An international team of scientists has discovered an extensive complex of rock paintings dating back more than 12,000 years in the Nefud Desert. They were created by groups of people who recolonised the interior of the Arabian Peninsula after a period of extreme drought.
The vast expanses of the Nefud Desert in northern Saudi Arabia hold a secret in stone that, after millennia of silence, is beginning to be deciphered by a consortium of archaeologists who have discovered what is considered one of the earliest and most ambitious artistic and symbolic projects in the prehistoric history of the region. We are talking about more than 176 strikingly naturalistic life-size carved animal figures decorating the rocky slopes of three previously unexplored mountain ranges: Jebel Arnaan, Jebel Mleiha and Jebel Misma.
This monumental heritage, dating from 12,800 to 11,400 BC, is direct evidence of the existence of the first groups of people who ventured into the interior of the Arabian Peninsula after the extremely arid conditions of the last glacial maximum (PM). The discovery was the result of the Green Arabia project, an initiative bringing together the Cultural Heritage Commission of the Saudi Arabian Ministry of Culture, the Max Planck Institute for Geoanthropology, King Abdullah University of Science and Technology (KAUST), University College London, and the Australian Research Centre for Human Evolution at Griffith University, as well as other organisations.
The research, which led to the identification of more than 60 rock art images, focused on the southern edge of the Nefud Desert. The images of camels, mountain goats, horses, gazelles and aurochs vary in size and accuracy. Of the 176 documented figures, 130 are life-size and rendered in a distinctly naturalistic style. Some images of camels are up to three metres long and over two metres high, visually dominating the landscape from the rocks.
The dating of these works places them in an important climatic period, immediately after the GMA, characterised by the return of seasonal water sources to the region. The team’s analysis of sedimentary rocks confirmed the existence of these drying water bodies, which served as beacons of life in a hostile territory, ensuring survival and contributing to the expansion of human populations into the interior of the desert.

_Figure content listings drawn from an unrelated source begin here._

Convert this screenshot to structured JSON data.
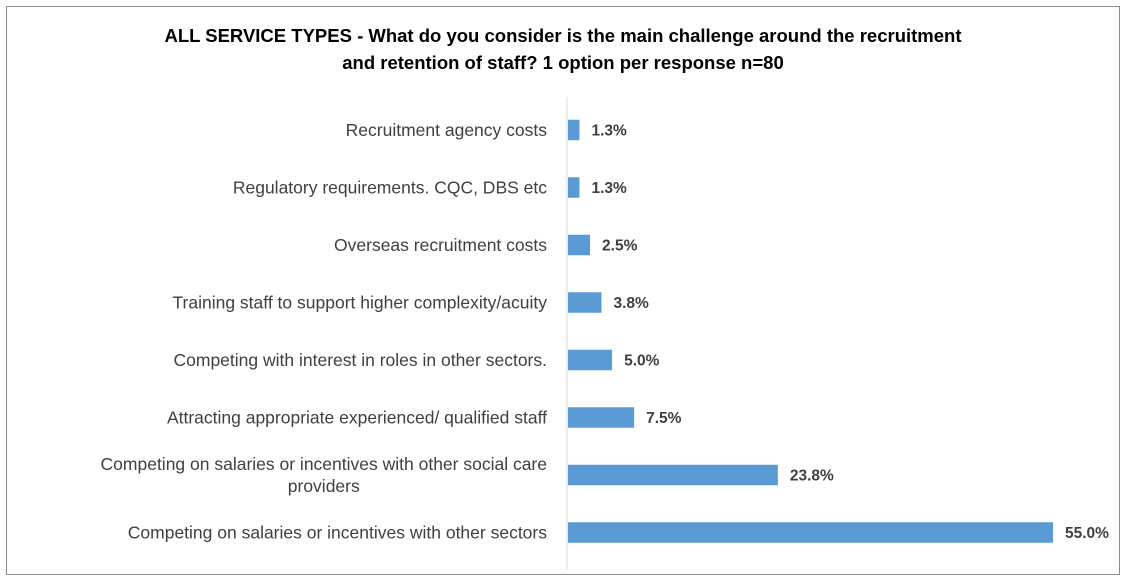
{
  "chart_data": {
    "type": "bar",
    "orientation": "horizontal",
    "title_line1": "ALL SERVICE TYPES - What do you consider is the main challenge around the recruitment",
    "title_line2": "and retention of staff? 1 option per response n=80",
    "categories": [
      [
        "Recruitment agency costs"
      ],
      [
        "Regulatory requirements. CQC, DBS etc"
      ],
      [
        "Overseas recruitment costs"
      ],
      [
        "Training staff to support higher complexity/acuity"
      ],
      [
        "Competing with interest in roles in other sectors."
      ],
      [
        "Attracting appropriate experienced/ qualified staff"
      ],
      [
        "Competing on salaries or incentives with other social care",
        "providers"
      ],
      [
        "Competing on salaries or incentives with other sectors"
      ]
    ],
    "values": [
      1.3,
      1.3,
      2.5,
      3.8,
      5.0,
      7.5,
      23.8,
      55.0
    ],
    "value_labels": [
      "1.3%",
      "1.3%",
      "2.5%",
      "3.8%",
      "5.0%",
      "7.5%",
      "23.8%",
      "55.0%"
    ],
    "xlim": [
      0,
      55.0
    ],
    "grid": false,
    "legend": "none",
    "bar_color": "#5b9bd5",
    "axis_color": "#d9d9d9"
  }
}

It was in conditions of relative abundance of water that the artistic tradition we discovered flourished.
Dr Maria Guanyin, a researcher at the Max Planck Institute for Geoanthropology and lead author of the study, emphasises the profound social significance of these creations. According to Guanyin, these large engravings are not just rock art. Their scale and location suggest that they probably served to demonstrate presence, access to critical resources, and markers of a particular cultural identity. She suggests that these works served as a clear and long-term expression of the group’s connection to its territory.
This interpretation is supported by Dr. Kerry Shipton, co-author of the study and archaeologist at the Institute of Archaeology at University College London, who points to the cartographic and mnemonic function of this art. The rock carvings mark water sources and travel routes, and may also have symbolised territorial rights and intergenerational memory transmitted through these powerful images, explains Shipton.

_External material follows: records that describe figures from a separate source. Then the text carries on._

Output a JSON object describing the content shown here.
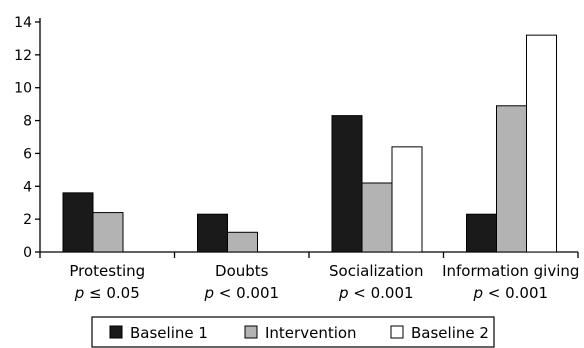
{
  "chart_data": {
    "type": "bar",
    "title": "",
    "xlabel": "",
    "ylabel": "",
    "ylim": [
      0,
      14
    ],
    "yticks": [
      0,
      2,
      4,
      6,
      8,
      10,
      12,
      14
    ],
    "grid": false,
    "legend_position": "bottom",
    "categories": [
      "Protesting",
      "Doubts",
      "Socialization",
      "Information giving"
    ],
    "p_values": [
      {
        "symbol": "p",
        "relation": "≤ 0.05"
      },
      {
        "symbol": "p",
        "relation": "< 0.001"
      },
      {
        "symbol": "p",
        "relation": "< 0.001"
      },
      {
        "symbol": "p",
        "relation": "< 0.001"
      }
    ],
    "series": [
      {
        "name": "Baseline 1",
        "color": "#1a1a1a",
        "values": [
          3.6,
          2.3,
          8.3,
          2.3
        ]
      },
      {
        "name": "Intervention",
        "color": "#b3b3b3",
        "values": [
          2.4,
          1.2,
          4.2,
          8.9
        ]
      },
      {
        "name": "Baseline 2",
        "color": "#ffffff",
        "values": [
          null,
          null,
          6.4,
          13.2
        ]
      }
    ]
  }
}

The uniqueness of this art group and its difference from other known monuments, where engravings are often found in crevices or hidden places, lies in their location in visually dominant places. At Jebel Mleiha and Jebel Arnaan, the panels were carved into cliffs up to 39 metres high, transforming the landscape into a giant open-air gallery.
The execution of some of these works required considerable physical effort and obvious risk, as prehistoric artists had to climb and work on narrow ledges and in dangerous positions, highlighting the paramount importance that these communities attached to the engraving process.
The broader archaeological context suggests that these groups were not isolated. Among the artefacts found nearby are Levantine-style stone points classified as El-Hiam and Helwan, as well as green pigment beads and dentalium . These items indicate distant connections with the Pre-Pottery Neolithic (PPN) populations of the Mediterranean Levant, evidence of a network of exchange and interaction that extended beyond the Arabian Peninsula.
However, despite these contacts, the scale, content and location of the carved figures represent a unique cultural tradition. Dr Faisal Al-Jibrin of the Cultural Heritage Commission of the Saudi Arabian Ministry of Culture emphasises this point. ‘This unique form of symbolic expression belongs to a distinctive cultural identity adapted to life in arid and challenging conditions,’ Al-Jibrin asserts. ‘These images are not simply copies of foreign styles, but a unique manifestation of a society that has developed its own solutions and worldview in the heart of the desert.’
Professor Michael Petralia, director of the Australian Centre for Human Evolution Research at Griffith University and head of the Green Arabia project, views the discovery in a broader historical perspective. The project’s interdisciplinary approach has begun to fill a critical gap in the archaeological record of northern Arabia from the last glacial maximum to the Holocene, Petralia notes.
This gap, spanning millennia and crucial to understanding human expansion, now sheds light on the resilience and innovation of the first communities that inhabited and humanised the deserts, leaving behind giant shadows of the past that are beyond the reach of time.